Artikel-Schlagworte: „Patientenverfügung“

BGH: Abbruch lebenserhaltender Behandlung auf Grundlage des Patientenwillens nicht strafbar

BGH, Urteil vom 25.06.2010, Az. 2 StR 454/09 – Das Landgericht hat den Angeklagten P. wegen versuchten Totschlags zu einer Freiheitsstrafe von neun Monaten verurteilt und deren Vollstreckung zur Bewährung ausgesetzt. Die ursprünglich mitangeklagte Frau G. hat das Landgericht rechtskräftig freigesprochen.

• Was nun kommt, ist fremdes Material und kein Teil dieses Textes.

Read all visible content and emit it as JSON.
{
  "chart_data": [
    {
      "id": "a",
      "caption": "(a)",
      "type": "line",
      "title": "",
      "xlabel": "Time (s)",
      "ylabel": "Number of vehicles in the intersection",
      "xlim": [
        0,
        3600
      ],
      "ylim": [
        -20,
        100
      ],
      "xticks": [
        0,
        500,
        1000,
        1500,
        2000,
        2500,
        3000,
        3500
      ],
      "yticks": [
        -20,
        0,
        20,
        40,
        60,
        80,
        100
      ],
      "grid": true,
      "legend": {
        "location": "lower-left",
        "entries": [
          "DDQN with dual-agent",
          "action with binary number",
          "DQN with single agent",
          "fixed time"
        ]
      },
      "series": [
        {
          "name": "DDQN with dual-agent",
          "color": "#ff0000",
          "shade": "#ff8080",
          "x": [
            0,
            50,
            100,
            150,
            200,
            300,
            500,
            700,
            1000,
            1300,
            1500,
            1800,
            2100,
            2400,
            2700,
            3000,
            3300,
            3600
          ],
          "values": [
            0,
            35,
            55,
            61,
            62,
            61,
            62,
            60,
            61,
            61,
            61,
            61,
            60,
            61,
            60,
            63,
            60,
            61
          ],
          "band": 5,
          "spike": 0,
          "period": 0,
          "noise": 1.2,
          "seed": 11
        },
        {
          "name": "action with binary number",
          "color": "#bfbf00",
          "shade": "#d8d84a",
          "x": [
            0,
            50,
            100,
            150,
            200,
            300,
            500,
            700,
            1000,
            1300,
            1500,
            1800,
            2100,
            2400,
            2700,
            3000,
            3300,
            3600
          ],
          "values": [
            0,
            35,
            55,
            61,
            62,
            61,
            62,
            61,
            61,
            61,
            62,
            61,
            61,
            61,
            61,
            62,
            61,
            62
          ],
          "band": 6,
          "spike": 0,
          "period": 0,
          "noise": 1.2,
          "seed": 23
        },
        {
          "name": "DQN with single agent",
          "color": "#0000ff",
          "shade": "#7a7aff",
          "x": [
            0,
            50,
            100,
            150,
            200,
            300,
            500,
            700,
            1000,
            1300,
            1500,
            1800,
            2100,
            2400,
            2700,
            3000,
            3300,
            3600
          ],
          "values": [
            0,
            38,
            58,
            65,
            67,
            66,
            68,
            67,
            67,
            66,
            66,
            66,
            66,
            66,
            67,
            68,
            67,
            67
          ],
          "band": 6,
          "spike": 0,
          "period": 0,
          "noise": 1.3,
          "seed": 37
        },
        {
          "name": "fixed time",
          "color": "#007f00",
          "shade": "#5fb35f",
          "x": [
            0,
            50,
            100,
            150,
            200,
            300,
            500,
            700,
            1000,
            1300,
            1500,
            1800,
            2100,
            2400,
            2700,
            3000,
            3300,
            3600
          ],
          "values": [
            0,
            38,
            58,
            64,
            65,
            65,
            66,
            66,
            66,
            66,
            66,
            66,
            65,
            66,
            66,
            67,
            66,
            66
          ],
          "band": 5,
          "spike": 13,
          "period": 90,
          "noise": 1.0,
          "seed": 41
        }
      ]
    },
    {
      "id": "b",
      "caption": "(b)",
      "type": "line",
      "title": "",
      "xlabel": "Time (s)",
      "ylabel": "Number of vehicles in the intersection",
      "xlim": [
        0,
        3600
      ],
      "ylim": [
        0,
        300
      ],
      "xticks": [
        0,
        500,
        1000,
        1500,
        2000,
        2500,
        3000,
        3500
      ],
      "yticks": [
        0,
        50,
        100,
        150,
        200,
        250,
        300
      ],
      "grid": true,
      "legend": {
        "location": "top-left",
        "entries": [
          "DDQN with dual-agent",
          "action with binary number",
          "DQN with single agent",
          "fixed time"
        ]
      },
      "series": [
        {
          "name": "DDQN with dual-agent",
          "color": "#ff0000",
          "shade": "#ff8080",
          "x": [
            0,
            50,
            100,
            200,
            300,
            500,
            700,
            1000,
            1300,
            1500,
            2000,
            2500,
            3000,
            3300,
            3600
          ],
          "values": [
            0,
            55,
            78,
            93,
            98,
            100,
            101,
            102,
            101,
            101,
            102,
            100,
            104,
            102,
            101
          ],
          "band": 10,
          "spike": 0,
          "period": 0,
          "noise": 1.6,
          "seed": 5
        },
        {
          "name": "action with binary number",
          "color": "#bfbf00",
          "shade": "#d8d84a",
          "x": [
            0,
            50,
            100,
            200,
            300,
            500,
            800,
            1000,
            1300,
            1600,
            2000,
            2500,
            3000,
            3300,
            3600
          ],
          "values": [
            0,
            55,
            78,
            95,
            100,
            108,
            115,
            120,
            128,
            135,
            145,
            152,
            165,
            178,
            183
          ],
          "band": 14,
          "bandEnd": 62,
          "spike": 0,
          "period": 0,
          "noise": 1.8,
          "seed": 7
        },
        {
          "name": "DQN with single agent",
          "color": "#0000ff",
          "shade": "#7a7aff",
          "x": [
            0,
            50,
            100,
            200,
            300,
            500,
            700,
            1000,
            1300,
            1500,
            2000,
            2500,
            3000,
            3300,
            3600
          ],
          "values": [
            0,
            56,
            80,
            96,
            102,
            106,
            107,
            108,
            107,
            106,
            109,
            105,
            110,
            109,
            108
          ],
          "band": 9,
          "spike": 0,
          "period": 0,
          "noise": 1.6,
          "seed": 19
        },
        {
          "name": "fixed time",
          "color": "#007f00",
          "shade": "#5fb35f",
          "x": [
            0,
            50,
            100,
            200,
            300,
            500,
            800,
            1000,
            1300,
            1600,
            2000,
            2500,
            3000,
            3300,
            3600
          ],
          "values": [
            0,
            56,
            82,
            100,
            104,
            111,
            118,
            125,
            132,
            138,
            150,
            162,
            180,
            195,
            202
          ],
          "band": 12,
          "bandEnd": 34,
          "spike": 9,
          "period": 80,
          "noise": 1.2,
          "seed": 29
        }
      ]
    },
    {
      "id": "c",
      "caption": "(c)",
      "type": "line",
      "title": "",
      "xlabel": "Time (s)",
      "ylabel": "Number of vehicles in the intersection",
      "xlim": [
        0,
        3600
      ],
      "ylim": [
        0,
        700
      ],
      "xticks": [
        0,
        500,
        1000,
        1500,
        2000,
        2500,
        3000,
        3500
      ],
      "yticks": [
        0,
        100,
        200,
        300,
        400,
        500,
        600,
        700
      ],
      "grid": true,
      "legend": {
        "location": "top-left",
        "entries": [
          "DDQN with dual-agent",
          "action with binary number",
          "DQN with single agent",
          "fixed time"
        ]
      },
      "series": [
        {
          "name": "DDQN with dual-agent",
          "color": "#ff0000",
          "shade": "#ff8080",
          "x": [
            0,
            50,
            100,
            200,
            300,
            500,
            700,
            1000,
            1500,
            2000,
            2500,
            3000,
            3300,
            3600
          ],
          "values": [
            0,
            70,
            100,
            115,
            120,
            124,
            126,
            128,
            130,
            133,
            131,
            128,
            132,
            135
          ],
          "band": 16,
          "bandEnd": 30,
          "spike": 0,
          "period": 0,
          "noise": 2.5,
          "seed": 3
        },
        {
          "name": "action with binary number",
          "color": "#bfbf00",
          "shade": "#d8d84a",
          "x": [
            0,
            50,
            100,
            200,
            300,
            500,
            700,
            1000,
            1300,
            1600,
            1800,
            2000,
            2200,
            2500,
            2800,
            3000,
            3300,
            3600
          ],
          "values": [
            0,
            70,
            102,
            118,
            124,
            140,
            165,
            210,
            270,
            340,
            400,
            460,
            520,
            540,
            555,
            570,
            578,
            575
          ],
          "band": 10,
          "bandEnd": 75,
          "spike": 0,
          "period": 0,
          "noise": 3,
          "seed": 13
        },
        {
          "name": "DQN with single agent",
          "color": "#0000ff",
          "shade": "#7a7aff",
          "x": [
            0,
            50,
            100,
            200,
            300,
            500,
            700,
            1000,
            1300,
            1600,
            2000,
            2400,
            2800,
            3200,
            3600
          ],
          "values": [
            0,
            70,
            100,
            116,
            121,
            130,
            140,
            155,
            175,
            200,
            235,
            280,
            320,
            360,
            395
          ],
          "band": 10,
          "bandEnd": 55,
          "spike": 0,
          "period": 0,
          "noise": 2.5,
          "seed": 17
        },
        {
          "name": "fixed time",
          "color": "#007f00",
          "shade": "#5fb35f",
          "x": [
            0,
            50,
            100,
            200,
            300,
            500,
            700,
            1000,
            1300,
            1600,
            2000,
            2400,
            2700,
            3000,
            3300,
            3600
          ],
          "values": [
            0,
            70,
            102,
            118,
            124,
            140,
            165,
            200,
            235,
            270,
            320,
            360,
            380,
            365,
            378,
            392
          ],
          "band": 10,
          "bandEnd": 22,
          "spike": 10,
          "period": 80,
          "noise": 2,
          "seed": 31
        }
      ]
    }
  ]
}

Der Angeklagte ist ein für das Fachgebiet des Medizinrechts spezialisierter Rechtsanwalt. Nach den Feststellungen des Landgerichts beriet er die beiden Kinder der 1931 geborenen Frau K., nämlich die mitangeklagte Frau G. und deren inzwischen verstorbenen Bruder. Frau K. lag seit Oktober 2002 in einem Wachkoma. Sie wurde in einem Pflegeheim über einen Zugang in der Bauchdecke, eine sog. PEG-Sonde, künstlich ernährt. Eine Besserung ihres Gesundheitszustandes war nicht mehr zu erwarten.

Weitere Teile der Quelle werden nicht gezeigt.